What am i doing wrong for this induction problem?

Question

$$\sum_{i=1}^n \frac{2i-1}{2^i} = 3 - \frac{2i+3}{2^i}$$

This equation has been giving me a lot of trouble, and I don't know what I am doing wrong for this question. I'm trying to get this: $$ 3 - \frac{2(k+1)+3}{2^{k+1}}$$

Here is my work:

$$\sum_{i=1}^k \frac{2i-1}{2^i}+\frac{2(k+1)-1}{2^{k+1}}$$

$$3 - \frac{2k+3}{2^k} + \frac{2(k+1)-1}{2^{k+1}}$$

$$ 3 - \frac{(2k+3)(2^{k+1})+(2(k+1)-1)(2^k)}{(2^k)(2^{k+1})}$$

$$ 3 - \frac{(2k+3)(2^{k})(2)+(2(k+1)-1)(2^k)}{(2^k)(2^{k})(2)}$$

Of course, I've tried other methods, but this is the farthest I've gotten. The base case checks out, and I know that this works out, but I just don't know where I've gone wrong. Can anyone tell me what I'm not doing? (This is for all values greater than or equal to 1 and Try not to reveal the answer, please.)

Answer 1

When you combined the fractions you missed the minus sign in front of the first fraction, the correct step starting from your second row is $$3-\frac{2k+3}{2^k}+\frac{2(k+1)-1}{2^{k+1}}=3-\frac{(2k+3)(2^{k+1})-(2(k+1)-1)(2^{k})}{2^{k+1}2^{k}}.$$ To think a bit more easily why this is so just note that $$-a+b=-a-(-b)=-(a-b).$$

PS. It is worth considering when dealing with fractions of similar denominators to combine them using stuff like $$\frac{2k+3}{2^{k}}=\frac{2(2k+3)}{2^{k+1}}$$

Answer 2

To be clear, I presume the statement you are trying to prove is $$ \sum_{i=1}^{n}\frac{2i - 1}{2^i} = 3 - \frac{2n + 3}{2^n}$$ as opposed to there being $i$'s in the fraction to the right. In this case, your first two steps were in the right direction, but remember that the form you'd like is $$3 - \frac{2(k + 1) + 3}{2^{k+1}}$$ So then with the form you have in your second line of work, $$3 - \frac{2k + 3}{2^k} + \frac{2(k+1) - 1}{2^{k+1}} $$ you can manipulate the fraction on the left in order to make it have the same denominator as the one on the right: $$3 - \frac{2k + 3}{2^k} + \frac{2(k+1) - 1}{2^{k+1}} $$ $$= 3 - \frac{2k + 3}{2^k} \left(\frac{2}{2}\right) + \frac{2(k+1) - 1}{2^{k+1}} $$

$$= 3 - \frac{4k + 6}{2^{k+1}} + \frac{2(k+1) - 1}{2^{k+1}} $$ And then you can get it to the desired form from there.

Answer 3

Your request that we not reveal the answer is a healthy attitude, as it shows that you are trying to understand the math, rather than just getting the answer. Taking this further, rather than telling you what your error is, I'll share a tactic that may help you find such errors in general. This tactic is substituting in a particular value. For instance, substituting in $k=1$, we have

$$\sum_{i=1}^1 \frac{2i-1}{2^i}+\frac{3}{4}$$

$$3 - \frac{5}{2} + \frac{3}{4}$$

$$ 3 - \frac{5 \cdot 4 +3\cdot 2}{2 \cdot 4}$$

$$ 3 - \frac{5 \cdot 4 +3\cdot 2}{2 \cdot 2 \cdot 2}$$

If you're still having trouble seeing the error, or at least on what step you made the error, converting to decimals may help.

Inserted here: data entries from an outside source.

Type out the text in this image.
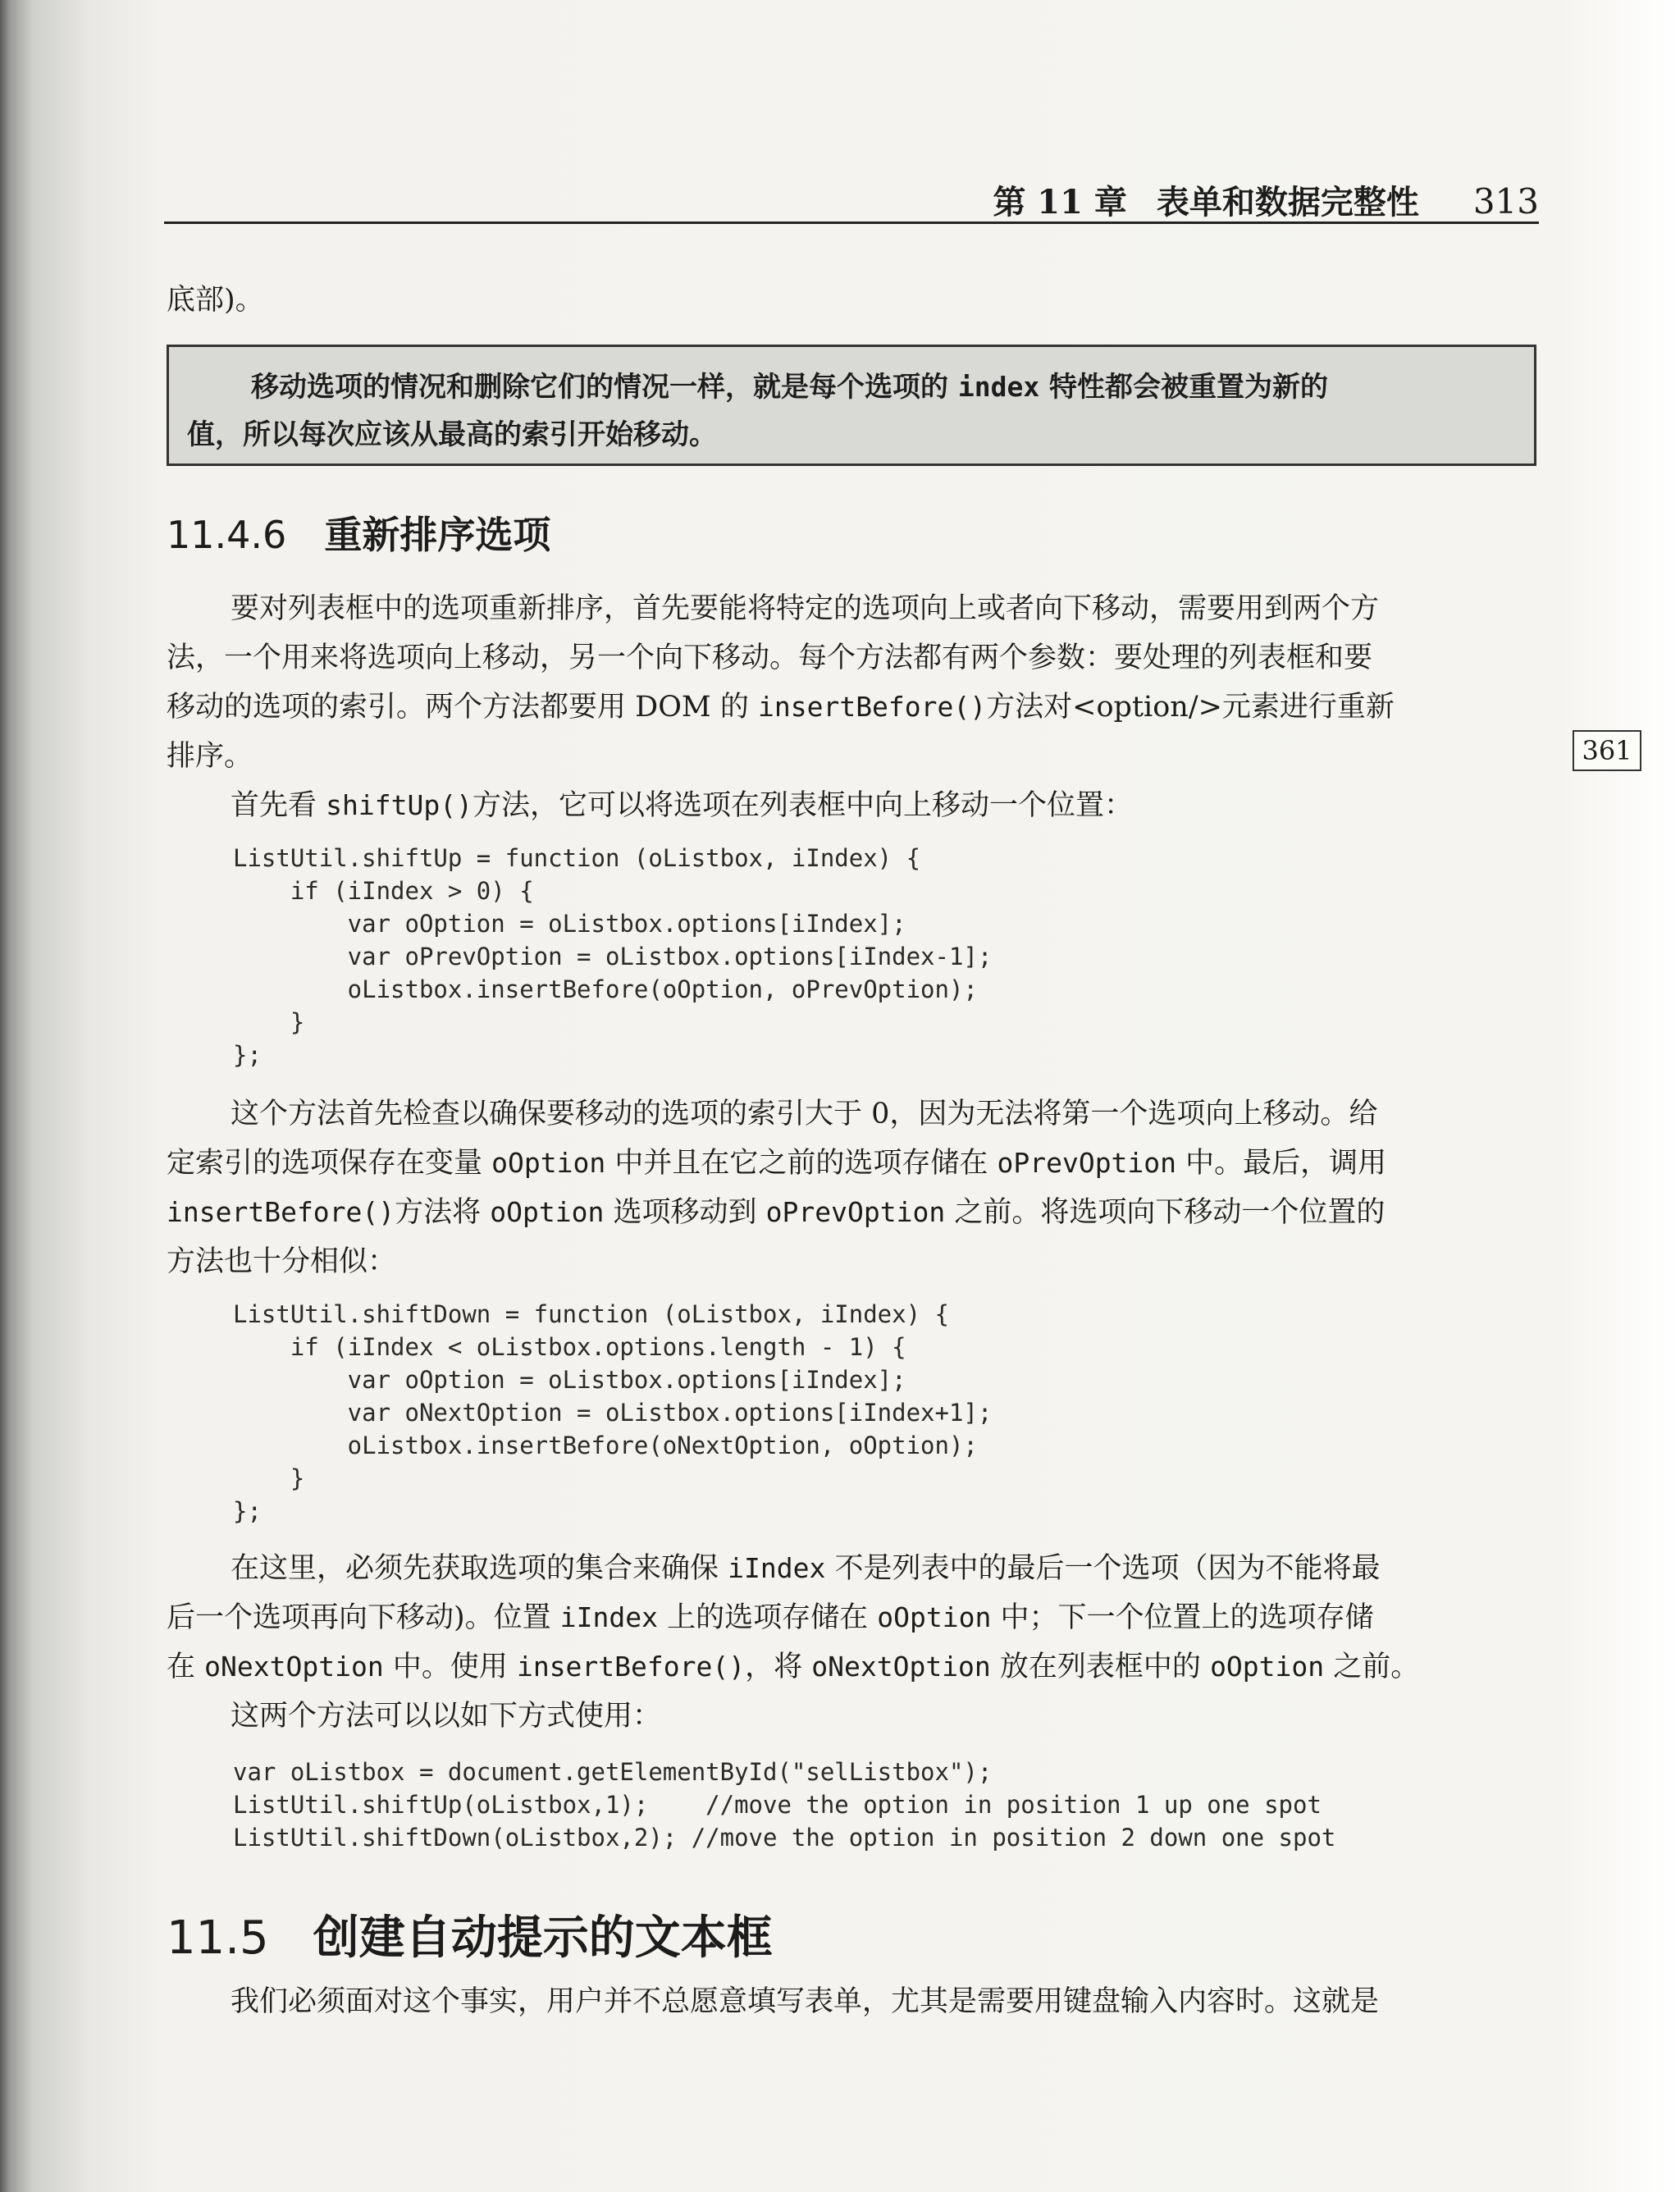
第 11 章 表单和数据完整性 313
底部)。
移动选项的情况和删除它们的情况一样，就是每个选项的 index 特性都会被重置为新的
值，所以每次应该从最高的索引开始移动。
11.4.6 重新排序选项
要对列表框中的选项重新排序，首先要能将特定的选项向上或者向下移动，需要用到两个方
法，一个用来将选项向上移动，另一个向下移动。每个方法都有两个参数：要处理的列表框和要
移动的选项的索引。两个方法都要用 DOM 的 insertBefore()方法对<option/>元素进行重新
排序。	361
首先看 shiftUp()方法，它可以将选项在列表框中向上移动一个位置：
ListUtil.shiftUp = function (oListbox, iIndex) {
if (iIndex > 0) {
var oOption = oListbox.options[iIndex];
var oPrevOption = oListbox.options[iIndex-1];
oListbox.insertBefore(oOption, oPrevOption);
}
};
这个方法首先检查以确保要移动的选项的索引大于 0，因为无法将第一个选项向上移动。给
定索引的选项保存在变量 oOption 中并且在它之前的选项存储在 oPrevOption 中。最后，调用
insertBefore()方法将 oOption 选项移动到 oPrevOption 之前。将选项向下移动一个位置的
方法也十分相似：
ListUtil.shiftDown = function (oListbox, iIndex) {
if (iIndex < oListbox.options.length - 1) {
var oOption = oListbox.options[iIndex];
var oNextOption = oListbox.options[iIndex+1];
oListbox.insertBefore(oNextOption, oOption);
}
};
在这里，必须先获取选项的集合来确保 iIndex 不是列表中的最后一个选项（因为不能将最
后一个选项再向下移动)。位置 iIndex 上的选项存储在 oOption 中；下一个位置上的选项存储
在 oNextOption 中。使用 insertBefore()，将 oNextOption 放在列表框中的 oOption 之前。
这两个方法可以以如下方式使用：
var oListbox = document.getElementById("selListbox");
ListUtil.shiftUp(oListbox,1);    //move the option in position 1 up one spot
ListUtil.shiftDown(oListbox,2); //move the option in position 2 down one spot
11.5 创建自动提示的文本框
我们必须面对这个事实，用户并不总愿意填写表单，尤其是需要用键盘输入内容时。这就是
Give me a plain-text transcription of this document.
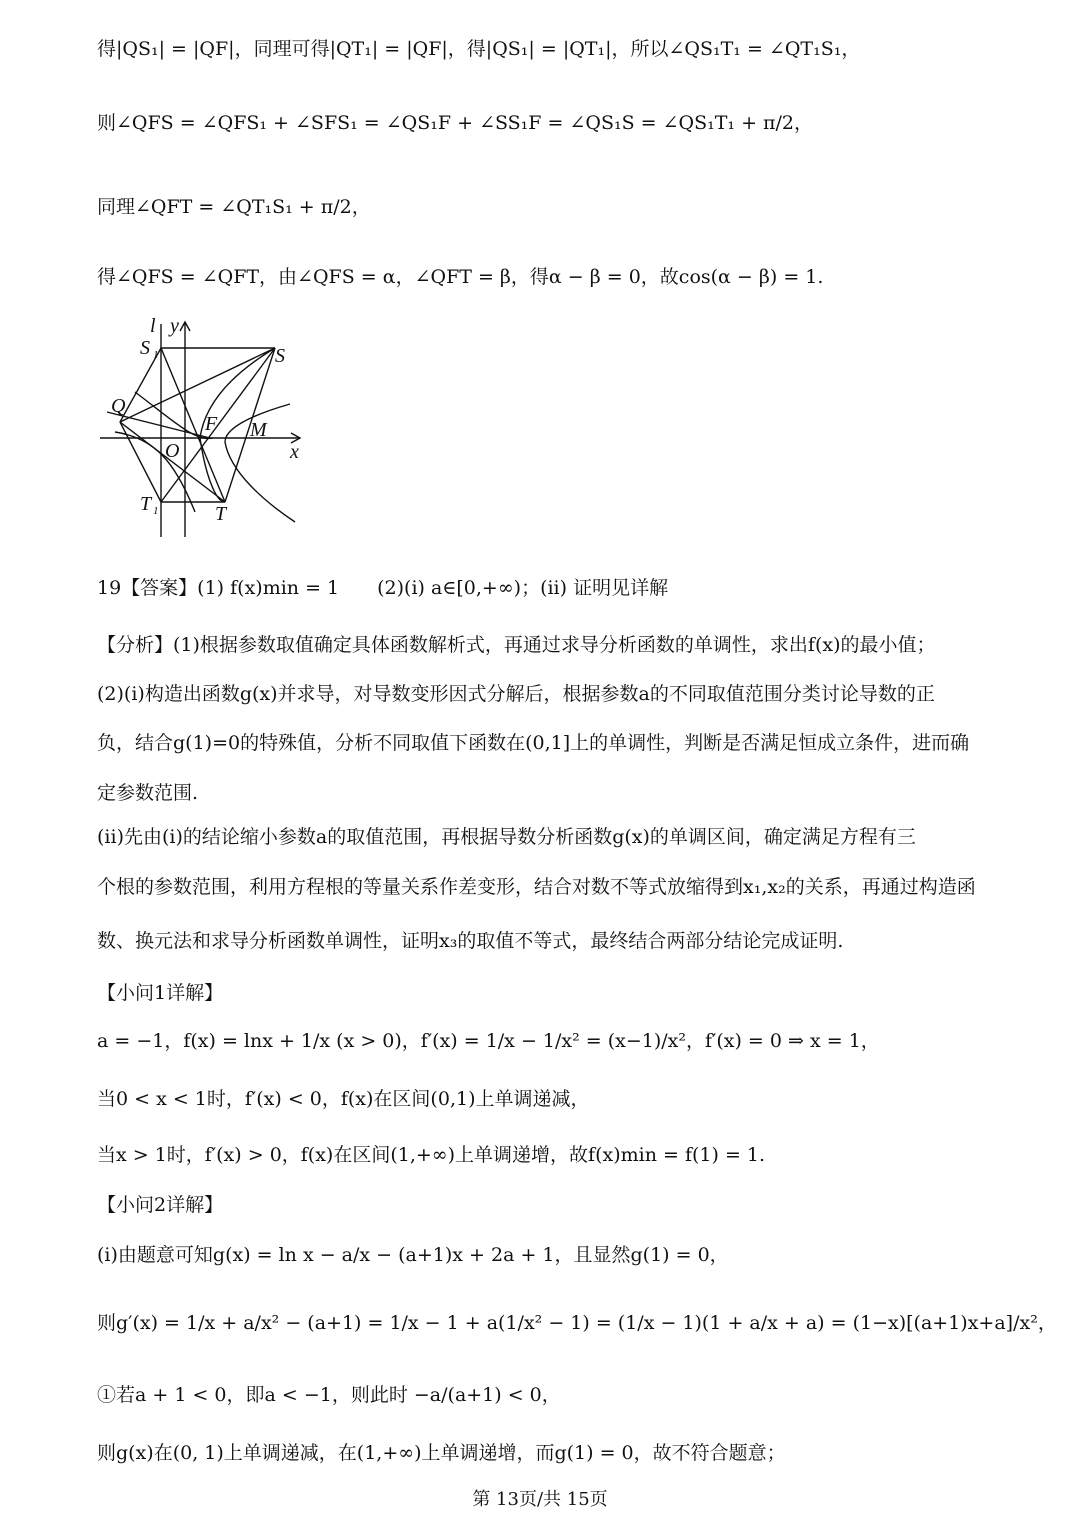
得|QS₁| = |QF|，同理可得|QT₁| = |QF|，得|QS₁| = |QT₁|，所以∠QS₁T₁ = ∠QT₁S₁，
则∠QFS = ∠QFS₁ + ∠SFS₁ = ∠QS₁F + ∠SS₁F = ∠QS₁S = ∠QS₁T₁ + π/2，
同理∠QFT = ∠QT₁S₁ + π/2，
得∠QFS = ∠QFT，由∠QFS = α，∠QFT = β，得α − β = 0，故cos(α − β) = 1.
l y
S 1	S
Q
F M
O	x
T 1	T
19【答案】(1) f(x)min = 1　　(2)(i) a∈[0,+∞)；(ii) 证明见详解
【分析】(1)根据参数取值确定具体函数解析式，再通过求导分析函数的单调性，求出f(x)的最小值；
(2)(i)构造出函数g(x)并求导，对导数变形因式分解后，根据参数a的不同取值范围分类讨论导数的正
负，结合g(1)=0的特殊值，分析不同取值下函数在(0,1]上的单调性，判断是否满足恒成立条件，进而确
定参数范围.
(ii)先由(i)的结论缩小参数a的取值范围，再根据导数分析函数g(x)的单调区间，确定满足方程有三
个根的参数范围，利用方程根的等量关系作差变形，结合对数不等式放缩得到x₁,x₂的关系，再通过构造函
数、换元法和求导分析函数单调性，证明x₃的取值不等式，最终结合两部分结论完成证明.
【小问1详解】
a = −1，f(x) = lnx + 1/x (x > 0)，f′(x) = 1/x − 1/x² = (x−1)/x²，f′(x) = 0 ⇒ x = 1，
当0 < x < 1时，f′(x) < 0，f(x)在区间(0,1)上单调递减，
当x > 1时，f′(x) > 0，f(x)在区间(1,+∞)上单调递增，故f(x)min = f(1) = 1.
【小问2详解】
(i)由题意可知g(x) = ln x − a/x − (a+1)x + 2a + 1，且显然g(1) = 0，
则g′(x) = 1/x + a/x² − (a+1) = 1/x − 1 + a(1/x² − 1) = (1/x − 1)(1 + a/x + a) = (1−x)[(a+1)x+a]/x²，
①若a + 1 < 0，即a < −1，则此时 −a/(a+1) < 0，
则g(x)在(0, 1)上单调递减，在(1,+∞)上单调递增，而g(1) = 0，故不符合题意；
第 13页/共 15页
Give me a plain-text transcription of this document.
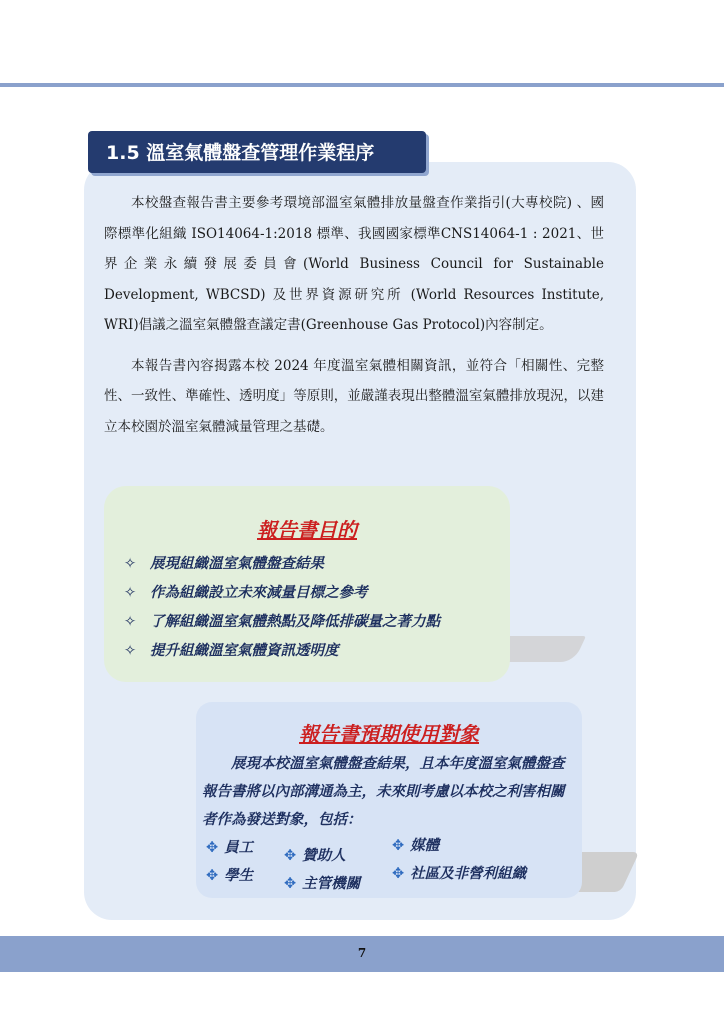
1.5 溫室氣體盤查管理作業程序

本校盤查報告書主要參考環境部溫室氣體排放量盤查作業指引(大專校院) 、國際標準化組織 ISO14064-1:2018 標準、我國國家標準CNS14064-1 : 2021、世界企業永續發展委員會(World Business Council for Sustainable Development, WBCSD) 及世界資源研究所 (World Resources Institute, WRI)倡議之溫室氣體盤查議定書(Greenhouse Gas Protocol)內容制定。

本報告書內容揭露本校 2024 年度溫室氣體相關資訊，並符合「相關性、完整性、一致性、準確性、透明度」等原則，並嚴謹表現出整體溫室氣體排放現況，以建立本校園於溫室氣體減量管理之基礎。

報告書目的
✧ 展現組織溫室氣體盤查結果
✧ 作為組織設立未來減量目標之參考
✧ 了解組織溫室氣體熱點及降低排碳量之著力點
✧ 提升組織溫室氣體資訊透明度
報告書預期使用對象

展現本校溫室氣體盤查結果，且本年度溫室氣體盤查報告書將以內部溝通為主，未來則考慮以本校之利害相關者作為發送對象，包括：

✥ 員工
✥ 學生
✥ 贊助人
✥ 主管機關
✥ 媒體
✥ 社區及非營利組織
7
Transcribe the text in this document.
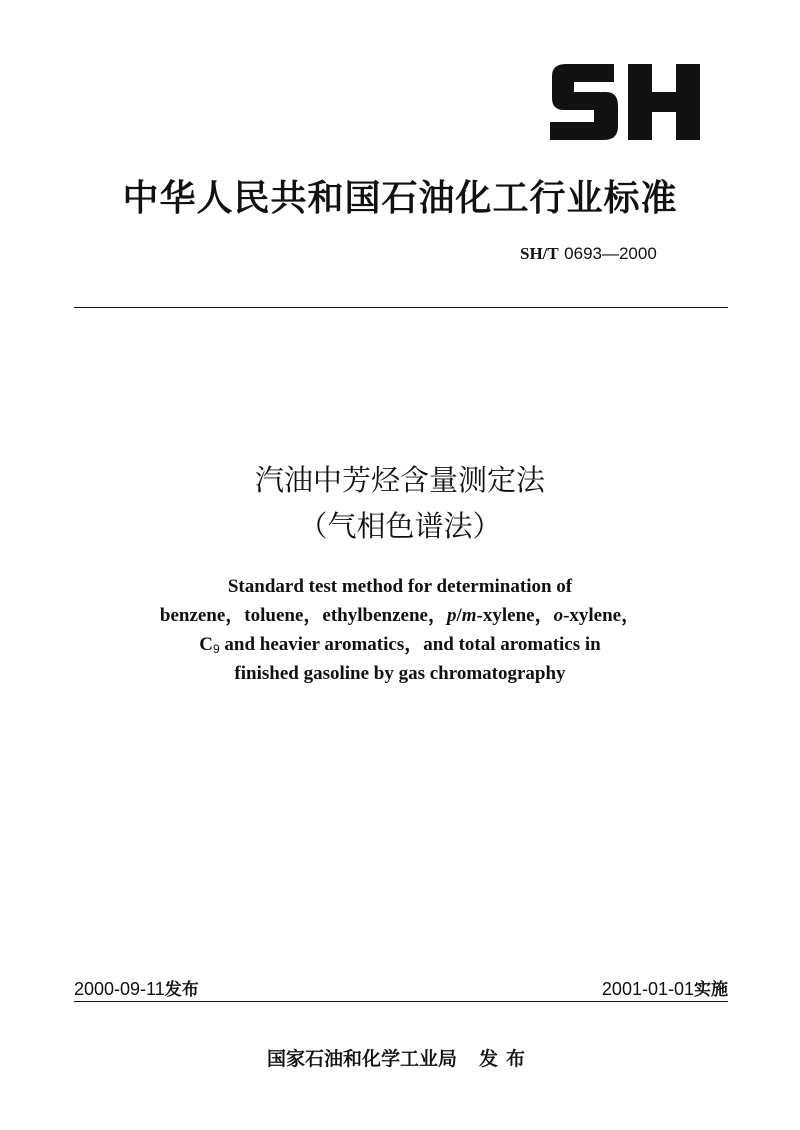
中华人民共和国石油化工行业标准
SH/T 0693—2000
汽油中芳烃含量测定法
（气相色谱法）
Standard test method for determination of
benzene，toluene，ethylbenzene，p/m-xylene，o-xylene，
$C_9$ and heavier aromatics，and total aromatics in
finished gasoline by gas chromatography
2000-09-11发布	2001-01-01实施
国家石油和化学工业局 发布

$$\sum_{i=1}^1 \frac{2i-1}{2^i}+0.75$$

$$3 - 2.5 + 0.75$$

$$ 3 - 3.25$$

$$ 3 - 3.25$$

Also, two notes:

$i$ is a bound variable, so it shouldn't appear on the LHS. Instead you should have $n$.

When adding or subtracting fractions, the math is generally simpler if you use the lowest common denominator, rather than multiplying the denominators together. $2^k$ is a factor of $2^{k+1}$, so the lowest common denominator is just $2^{k+1}$.